The live-in-the-studio Drugging for M (studio live, August.12th 1995) was recorded live on his own by Hiro-san. Another multi-sectioned long-form work, but one that has less of the Avant-electronica on it. We have sweeping, textured synth and guitar loops over which he plays lead guitar lines in increasingly engaging ways, moving from distortion to cleaner lines and back again. Melodies evolve at a leisurely pace. Here the sections are longer and more developed, with that repetitive rhythmic insistence found in systems music. One of Heretic's best tracks up to this point.
Finally, there is the bonus track, In The Mist Of Time (for Peter Frohmader:2022 3D Remix). The music is dedicated to German bass player and multi-instrumentalist Peter Frohmader who collaborated with Hiro-san on a few projects. Sadly, he passed away in May 2022, and this 3D remix music, positioned as 'present', was added as a bonus track.
This track benefits greatly from having Peter Frohmader's bass playing anchoring it and thickening the Heretic sound. Here the synths sparkle, lines cross-and-weave until the tension breaks on the halfway mark. Gentle synths and slow, funky bass support guitar soundscapes with loud/quiet changes. There is everything to like here.
So, Heretic's Past In Future shows them growing in sophistication, melody and general all-round goodness.
Heretic — Yayoi Dream
Following on from the demo release of Past In Future, the next release from Heretic is a single-track, band version of Yayoi Dream 2022 Remaster. It sounds better and is more controlled, benefitting from the input of Tohru Ohta (synthesiser and bouzouki) and Robbin Lloyd (electric percussion), with Hiro Kawahara (synths, samplers, electronics, devices and computer programming). It comes over as an impressively-subtle reworking, rather than anything radically different.

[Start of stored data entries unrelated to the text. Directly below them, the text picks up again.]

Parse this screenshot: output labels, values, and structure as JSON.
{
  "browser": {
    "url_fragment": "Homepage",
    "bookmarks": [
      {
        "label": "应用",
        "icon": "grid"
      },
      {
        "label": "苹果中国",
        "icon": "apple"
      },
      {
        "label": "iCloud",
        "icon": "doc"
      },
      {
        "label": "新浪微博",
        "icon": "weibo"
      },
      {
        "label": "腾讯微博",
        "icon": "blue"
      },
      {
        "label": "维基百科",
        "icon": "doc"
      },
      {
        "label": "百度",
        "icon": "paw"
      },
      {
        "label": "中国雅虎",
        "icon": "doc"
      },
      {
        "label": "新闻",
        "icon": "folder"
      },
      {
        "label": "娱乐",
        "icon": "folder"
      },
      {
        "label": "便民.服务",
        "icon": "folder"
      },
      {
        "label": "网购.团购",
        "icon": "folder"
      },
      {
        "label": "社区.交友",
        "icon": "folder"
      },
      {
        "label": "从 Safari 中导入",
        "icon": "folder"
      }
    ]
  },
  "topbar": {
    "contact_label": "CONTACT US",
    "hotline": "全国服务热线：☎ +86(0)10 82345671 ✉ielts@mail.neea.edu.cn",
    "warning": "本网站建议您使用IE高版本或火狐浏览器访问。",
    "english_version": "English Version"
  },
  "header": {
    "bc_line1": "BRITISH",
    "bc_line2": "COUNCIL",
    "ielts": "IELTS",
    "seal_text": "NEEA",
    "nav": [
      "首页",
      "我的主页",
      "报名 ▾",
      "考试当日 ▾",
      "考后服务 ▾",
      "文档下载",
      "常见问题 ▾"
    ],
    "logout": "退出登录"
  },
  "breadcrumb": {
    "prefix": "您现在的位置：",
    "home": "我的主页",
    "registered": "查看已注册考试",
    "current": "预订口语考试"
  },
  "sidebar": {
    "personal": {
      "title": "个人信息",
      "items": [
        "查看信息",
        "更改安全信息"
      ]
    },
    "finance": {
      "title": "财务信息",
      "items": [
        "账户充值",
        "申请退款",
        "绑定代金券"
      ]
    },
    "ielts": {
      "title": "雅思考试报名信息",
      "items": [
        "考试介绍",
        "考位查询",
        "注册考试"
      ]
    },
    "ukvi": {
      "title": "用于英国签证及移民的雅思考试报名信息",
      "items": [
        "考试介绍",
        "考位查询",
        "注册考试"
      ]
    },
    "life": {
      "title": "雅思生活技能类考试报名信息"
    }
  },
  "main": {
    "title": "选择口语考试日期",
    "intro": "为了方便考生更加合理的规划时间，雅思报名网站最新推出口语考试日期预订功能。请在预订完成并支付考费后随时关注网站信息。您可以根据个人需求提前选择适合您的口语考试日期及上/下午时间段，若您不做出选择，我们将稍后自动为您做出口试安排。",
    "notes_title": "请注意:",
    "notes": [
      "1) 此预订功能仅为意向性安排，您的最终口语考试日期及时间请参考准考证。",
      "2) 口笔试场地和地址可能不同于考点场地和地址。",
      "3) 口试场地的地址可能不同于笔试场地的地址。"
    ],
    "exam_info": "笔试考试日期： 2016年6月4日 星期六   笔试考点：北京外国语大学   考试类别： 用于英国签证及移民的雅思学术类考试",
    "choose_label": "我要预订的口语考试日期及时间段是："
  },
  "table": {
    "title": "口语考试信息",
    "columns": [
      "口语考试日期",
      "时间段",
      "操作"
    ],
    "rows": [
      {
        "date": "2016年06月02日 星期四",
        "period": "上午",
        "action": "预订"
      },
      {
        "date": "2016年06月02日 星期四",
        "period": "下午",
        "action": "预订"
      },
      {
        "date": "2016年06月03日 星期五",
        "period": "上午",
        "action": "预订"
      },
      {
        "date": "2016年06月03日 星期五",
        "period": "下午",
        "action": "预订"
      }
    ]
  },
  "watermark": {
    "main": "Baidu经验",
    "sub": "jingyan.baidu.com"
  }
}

Like the demo version though, this is a great piece of music; sweeping, textured and forward moving. It is also stronger in terms of atmosphere than the demo.
The bonus track on this is a literal miniature, all 51 seconds of melancholic synth work. A superb but frustratingly short mix of synth washes and melody. Again, dedicated to Hiro-san's late friend Peter Frohmander.
Heretic's Yayoi Dream is well worth 40 minutes of your time. Have a listen.